RÉPUBLIQUE FRANÇAISE

AU NOM DU PEUPLE FRANÇAIS

COUR D'APPEL DE PARIS

Pôle 6 - Chambre 9

ARRÊT DU 29 MARS 2023

(n° , 15 pages)

Numéro d'inscription au répertoire général : N° RG 19/03574 - N° Portalis 35L7-V-B7D-B7RL4

Décision déférée à la Cour : Jugement du 15 Février 2019 - Conseil de Prud'hommes - Formation de départage de PARIS - Section Encadrement chambre 3 - RG n° F15/10044

APPELANTE

Madame [N] [O]

[Adresse 1]

[Localité 4]

Représentée par Me Michael SKAARUP, avocat au barreau de PARIS, toque : R012

INTIMÉE

SAS ACTION LOGEMENT SERVICES venant aux droits de L'ASSOCIATION GROUPE AMALLIA

[Adresse 2]

[Localité 3]

Représentée par Me Matthieu BOCCON GIBOD, avocat au barreau de PARIS, toque : C2477

COMPOSITION DE LA COUR :

L'affaire a été débattue le 04 Janvier 2023, en audience publique, devant la Cour composée de :

M. Philippe MICHEL, Président de chambre

M. Fabrice MORILLO, Conseiller

Madame Nelly CHRETIENNOT, Conseillère

qui en ont délibéré, un rapport a été présenté à l'audience par Monsieur Philippe MICHEL, président de chambre dans les conditions prévues par l'article 804 du code de procédure civile.

Greffier, lors des débats : Mme Pauline BOULIN

ARRÊT :

- contradictoire

- mise à disposition de l'arrêt au greffe de la Cour, les parties en ayant été préalablement avisées dans les conditions prévues au deuxième alinéa de l'article 450 du Code de procédure civile, prorogé à ce jour.

- signé par Monsieur Philippe MICHEL, président et par Madame Pauline BOULIN, greffier à laquelle la minute de la décision a été remise par le magistrat signataire.

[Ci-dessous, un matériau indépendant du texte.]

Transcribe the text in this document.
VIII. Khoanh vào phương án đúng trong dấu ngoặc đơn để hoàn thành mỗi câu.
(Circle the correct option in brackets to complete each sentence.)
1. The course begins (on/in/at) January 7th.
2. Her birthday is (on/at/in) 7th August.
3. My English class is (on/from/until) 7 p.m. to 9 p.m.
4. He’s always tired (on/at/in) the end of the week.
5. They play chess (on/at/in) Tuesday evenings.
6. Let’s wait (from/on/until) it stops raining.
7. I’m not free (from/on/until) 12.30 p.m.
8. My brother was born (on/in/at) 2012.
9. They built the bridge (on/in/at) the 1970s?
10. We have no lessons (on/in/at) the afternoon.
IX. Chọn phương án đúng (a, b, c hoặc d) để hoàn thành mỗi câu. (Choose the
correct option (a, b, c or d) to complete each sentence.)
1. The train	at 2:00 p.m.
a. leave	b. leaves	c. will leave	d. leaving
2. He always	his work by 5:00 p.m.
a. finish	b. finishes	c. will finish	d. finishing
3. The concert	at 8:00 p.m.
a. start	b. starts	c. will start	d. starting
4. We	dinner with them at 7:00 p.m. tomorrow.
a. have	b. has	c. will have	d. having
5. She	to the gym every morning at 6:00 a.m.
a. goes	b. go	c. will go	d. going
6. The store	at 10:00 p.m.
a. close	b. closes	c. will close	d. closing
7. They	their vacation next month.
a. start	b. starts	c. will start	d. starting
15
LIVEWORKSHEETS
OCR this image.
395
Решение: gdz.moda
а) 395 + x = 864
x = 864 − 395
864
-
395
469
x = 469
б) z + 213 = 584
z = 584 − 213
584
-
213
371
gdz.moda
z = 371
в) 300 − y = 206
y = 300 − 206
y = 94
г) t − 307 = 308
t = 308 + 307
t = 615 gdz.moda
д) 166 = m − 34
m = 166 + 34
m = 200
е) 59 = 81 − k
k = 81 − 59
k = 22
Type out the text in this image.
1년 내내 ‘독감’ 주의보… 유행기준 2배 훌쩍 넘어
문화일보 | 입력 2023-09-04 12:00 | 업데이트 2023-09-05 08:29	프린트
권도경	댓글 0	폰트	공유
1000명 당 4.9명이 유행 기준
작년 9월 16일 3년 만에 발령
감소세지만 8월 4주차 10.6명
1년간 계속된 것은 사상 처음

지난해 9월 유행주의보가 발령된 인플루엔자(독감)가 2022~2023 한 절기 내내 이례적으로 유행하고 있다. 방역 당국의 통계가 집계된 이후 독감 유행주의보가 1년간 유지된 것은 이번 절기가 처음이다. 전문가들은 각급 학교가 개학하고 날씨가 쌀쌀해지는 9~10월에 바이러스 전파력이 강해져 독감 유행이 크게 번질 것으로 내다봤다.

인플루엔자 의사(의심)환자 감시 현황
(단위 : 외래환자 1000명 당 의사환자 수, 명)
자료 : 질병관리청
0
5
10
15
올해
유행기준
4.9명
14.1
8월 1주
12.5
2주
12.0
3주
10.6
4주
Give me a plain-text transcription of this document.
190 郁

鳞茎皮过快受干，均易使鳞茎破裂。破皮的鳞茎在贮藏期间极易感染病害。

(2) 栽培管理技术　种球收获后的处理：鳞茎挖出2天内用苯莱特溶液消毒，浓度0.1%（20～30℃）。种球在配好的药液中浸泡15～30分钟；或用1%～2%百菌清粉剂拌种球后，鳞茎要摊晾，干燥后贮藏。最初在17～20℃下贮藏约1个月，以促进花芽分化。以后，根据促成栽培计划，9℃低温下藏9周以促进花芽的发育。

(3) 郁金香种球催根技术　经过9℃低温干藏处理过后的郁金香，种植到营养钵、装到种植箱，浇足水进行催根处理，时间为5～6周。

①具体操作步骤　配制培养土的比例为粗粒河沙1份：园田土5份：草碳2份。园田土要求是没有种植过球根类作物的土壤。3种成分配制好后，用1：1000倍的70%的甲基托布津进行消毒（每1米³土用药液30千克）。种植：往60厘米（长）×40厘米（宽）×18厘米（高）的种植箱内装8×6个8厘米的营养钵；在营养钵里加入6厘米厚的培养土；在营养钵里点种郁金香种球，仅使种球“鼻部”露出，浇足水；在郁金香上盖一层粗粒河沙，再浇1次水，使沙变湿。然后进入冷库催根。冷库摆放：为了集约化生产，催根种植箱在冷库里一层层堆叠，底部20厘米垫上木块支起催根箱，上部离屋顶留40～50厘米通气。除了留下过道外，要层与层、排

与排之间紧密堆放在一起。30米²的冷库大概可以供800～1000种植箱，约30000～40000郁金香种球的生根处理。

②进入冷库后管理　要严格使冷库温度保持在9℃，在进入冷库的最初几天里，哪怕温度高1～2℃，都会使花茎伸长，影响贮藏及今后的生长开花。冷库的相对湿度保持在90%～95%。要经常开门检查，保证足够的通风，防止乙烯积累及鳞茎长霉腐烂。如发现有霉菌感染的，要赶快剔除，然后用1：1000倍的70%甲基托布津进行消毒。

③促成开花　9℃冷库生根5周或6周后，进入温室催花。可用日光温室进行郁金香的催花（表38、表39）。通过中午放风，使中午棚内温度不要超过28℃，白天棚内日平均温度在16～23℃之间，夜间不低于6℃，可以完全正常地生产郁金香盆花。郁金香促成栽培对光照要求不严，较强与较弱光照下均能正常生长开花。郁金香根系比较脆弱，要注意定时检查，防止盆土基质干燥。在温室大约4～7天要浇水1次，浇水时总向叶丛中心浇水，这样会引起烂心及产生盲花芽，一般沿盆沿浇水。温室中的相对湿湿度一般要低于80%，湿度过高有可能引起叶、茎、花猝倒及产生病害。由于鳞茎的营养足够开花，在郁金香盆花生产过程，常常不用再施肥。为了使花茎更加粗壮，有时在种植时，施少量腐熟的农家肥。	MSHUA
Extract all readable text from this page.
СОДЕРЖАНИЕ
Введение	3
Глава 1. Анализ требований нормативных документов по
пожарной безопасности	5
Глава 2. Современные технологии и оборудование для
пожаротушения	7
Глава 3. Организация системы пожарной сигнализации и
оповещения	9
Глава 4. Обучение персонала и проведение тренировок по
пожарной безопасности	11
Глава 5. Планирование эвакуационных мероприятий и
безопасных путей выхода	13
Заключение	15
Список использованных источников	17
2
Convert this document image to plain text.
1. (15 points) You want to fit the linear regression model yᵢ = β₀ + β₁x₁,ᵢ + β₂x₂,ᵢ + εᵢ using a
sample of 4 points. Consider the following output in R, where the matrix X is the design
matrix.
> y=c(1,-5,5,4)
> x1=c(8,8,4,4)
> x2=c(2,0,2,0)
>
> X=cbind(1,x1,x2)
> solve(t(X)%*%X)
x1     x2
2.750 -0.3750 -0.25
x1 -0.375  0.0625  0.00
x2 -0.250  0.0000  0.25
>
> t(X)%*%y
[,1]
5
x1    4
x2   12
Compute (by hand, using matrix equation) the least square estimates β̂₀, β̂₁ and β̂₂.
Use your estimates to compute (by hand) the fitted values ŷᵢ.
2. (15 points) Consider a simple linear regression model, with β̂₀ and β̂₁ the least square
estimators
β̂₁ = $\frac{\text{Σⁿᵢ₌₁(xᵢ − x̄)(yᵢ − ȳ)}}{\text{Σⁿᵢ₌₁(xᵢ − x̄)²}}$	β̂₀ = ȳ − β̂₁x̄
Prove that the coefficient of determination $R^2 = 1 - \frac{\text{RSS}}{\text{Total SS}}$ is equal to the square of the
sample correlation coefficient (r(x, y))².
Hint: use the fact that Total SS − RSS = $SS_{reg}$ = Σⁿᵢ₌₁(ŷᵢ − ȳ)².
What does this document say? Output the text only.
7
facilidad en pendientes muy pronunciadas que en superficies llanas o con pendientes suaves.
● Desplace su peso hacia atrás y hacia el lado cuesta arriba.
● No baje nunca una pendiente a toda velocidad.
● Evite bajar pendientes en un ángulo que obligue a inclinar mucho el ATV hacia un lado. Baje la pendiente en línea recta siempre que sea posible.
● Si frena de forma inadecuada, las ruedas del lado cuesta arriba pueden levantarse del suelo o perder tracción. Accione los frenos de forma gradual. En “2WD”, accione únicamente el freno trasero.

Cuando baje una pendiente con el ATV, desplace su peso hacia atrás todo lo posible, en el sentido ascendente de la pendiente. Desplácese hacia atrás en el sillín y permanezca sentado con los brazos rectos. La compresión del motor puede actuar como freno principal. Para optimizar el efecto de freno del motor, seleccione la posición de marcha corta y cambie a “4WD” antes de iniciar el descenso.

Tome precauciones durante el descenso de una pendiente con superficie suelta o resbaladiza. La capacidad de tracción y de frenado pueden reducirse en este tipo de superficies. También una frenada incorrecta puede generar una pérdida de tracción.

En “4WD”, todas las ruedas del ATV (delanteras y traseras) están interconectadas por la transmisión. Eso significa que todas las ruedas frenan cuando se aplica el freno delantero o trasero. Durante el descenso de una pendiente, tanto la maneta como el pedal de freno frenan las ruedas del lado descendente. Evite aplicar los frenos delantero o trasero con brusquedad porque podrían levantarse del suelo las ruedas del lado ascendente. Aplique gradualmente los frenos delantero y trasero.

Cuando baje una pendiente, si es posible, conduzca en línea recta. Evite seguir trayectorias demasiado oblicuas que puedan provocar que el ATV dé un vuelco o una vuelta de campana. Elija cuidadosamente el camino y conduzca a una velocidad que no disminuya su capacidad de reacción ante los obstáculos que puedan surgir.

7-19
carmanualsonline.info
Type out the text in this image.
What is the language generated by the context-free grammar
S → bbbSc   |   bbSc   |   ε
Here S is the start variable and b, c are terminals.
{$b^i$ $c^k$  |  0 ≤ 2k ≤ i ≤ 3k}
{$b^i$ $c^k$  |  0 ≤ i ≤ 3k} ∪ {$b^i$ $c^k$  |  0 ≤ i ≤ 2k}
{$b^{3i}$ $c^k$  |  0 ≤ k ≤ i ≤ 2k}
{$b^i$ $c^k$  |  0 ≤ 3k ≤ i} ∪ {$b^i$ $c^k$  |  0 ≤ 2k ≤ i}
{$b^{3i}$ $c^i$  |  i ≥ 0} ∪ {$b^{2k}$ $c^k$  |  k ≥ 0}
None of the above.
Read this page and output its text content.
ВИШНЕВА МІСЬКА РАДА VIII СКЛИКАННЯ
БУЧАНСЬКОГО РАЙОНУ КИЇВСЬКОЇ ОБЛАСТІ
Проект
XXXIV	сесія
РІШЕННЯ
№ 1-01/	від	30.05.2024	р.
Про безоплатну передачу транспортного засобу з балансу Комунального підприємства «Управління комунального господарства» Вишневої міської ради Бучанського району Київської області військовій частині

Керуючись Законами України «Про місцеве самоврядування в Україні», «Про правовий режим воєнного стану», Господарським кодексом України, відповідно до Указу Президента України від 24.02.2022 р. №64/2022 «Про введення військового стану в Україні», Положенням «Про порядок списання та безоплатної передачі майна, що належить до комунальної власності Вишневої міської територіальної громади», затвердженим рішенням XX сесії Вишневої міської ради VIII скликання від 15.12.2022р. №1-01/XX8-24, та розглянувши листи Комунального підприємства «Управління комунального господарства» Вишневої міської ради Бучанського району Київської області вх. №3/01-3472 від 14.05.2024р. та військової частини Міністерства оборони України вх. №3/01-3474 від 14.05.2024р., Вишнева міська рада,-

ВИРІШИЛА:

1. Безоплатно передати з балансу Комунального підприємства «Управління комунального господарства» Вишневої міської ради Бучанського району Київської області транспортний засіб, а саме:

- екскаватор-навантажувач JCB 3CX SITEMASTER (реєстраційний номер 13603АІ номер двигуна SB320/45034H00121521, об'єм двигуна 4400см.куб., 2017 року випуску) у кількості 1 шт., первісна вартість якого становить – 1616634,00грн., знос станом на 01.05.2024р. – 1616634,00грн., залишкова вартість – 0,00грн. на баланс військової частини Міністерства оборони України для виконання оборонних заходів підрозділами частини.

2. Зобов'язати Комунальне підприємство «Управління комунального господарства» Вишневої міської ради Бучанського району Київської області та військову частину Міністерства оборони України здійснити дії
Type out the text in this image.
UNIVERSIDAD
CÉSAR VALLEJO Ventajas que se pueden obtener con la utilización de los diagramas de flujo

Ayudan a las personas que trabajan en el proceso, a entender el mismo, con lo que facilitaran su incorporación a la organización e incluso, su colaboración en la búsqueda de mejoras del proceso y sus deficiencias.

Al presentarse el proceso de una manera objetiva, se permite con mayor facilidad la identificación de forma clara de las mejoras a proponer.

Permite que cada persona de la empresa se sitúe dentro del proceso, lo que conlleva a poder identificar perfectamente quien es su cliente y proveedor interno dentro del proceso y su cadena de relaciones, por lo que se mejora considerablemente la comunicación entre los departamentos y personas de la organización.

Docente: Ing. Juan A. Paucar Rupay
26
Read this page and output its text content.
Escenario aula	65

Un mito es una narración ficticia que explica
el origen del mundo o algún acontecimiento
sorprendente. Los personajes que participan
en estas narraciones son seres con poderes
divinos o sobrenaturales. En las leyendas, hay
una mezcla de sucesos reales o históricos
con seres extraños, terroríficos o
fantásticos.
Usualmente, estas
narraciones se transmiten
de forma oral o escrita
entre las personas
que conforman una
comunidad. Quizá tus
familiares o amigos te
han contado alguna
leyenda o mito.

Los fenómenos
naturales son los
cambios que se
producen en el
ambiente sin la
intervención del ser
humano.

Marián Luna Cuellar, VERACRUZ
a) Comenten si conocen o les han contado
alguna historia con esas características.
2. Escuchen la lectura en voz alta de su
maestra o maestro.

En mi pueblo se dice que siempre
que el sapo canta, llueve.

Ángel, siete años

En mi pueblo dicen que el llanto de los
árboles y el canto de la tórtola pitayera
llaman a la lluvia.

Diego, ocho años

RAPPEL DES FAITS, PROCÉDURE ET PRÉTENTIONS DES PARTIES

Selon un contrat de travail à durée indéterminée du 3 juillet 2000, Mme [O] a été engagée par le Comité Paritaire du Logement des Organismes Sociaux (CPLOS) en qualité de responsable du service clients, puis :

- par avenant du 27 décembre 2006, a été promue au poste de responsable du service locatif et investissement,

- par avenant du 1er juillet 2010, dans le cadre de la fusion de CPLOS avec Alliade (devenue Amallia), a été promue au poste de responsable développement locatif,

- à compter du 31 octobre 2012, a occupé le poste de responsable développement - partenariats - réseau au sein du GIE Amallia Organisation,

- selon accord de transfert du 1er janvier 2014, dans le cadre de la réorganisation de la gouvernance du Groupe Amallia, a été transférée au sein de l'association Amallia.

La convention collective applicable est celle du personnel des sociétés anonymes et fondations d'HLM du 27 avril 2000.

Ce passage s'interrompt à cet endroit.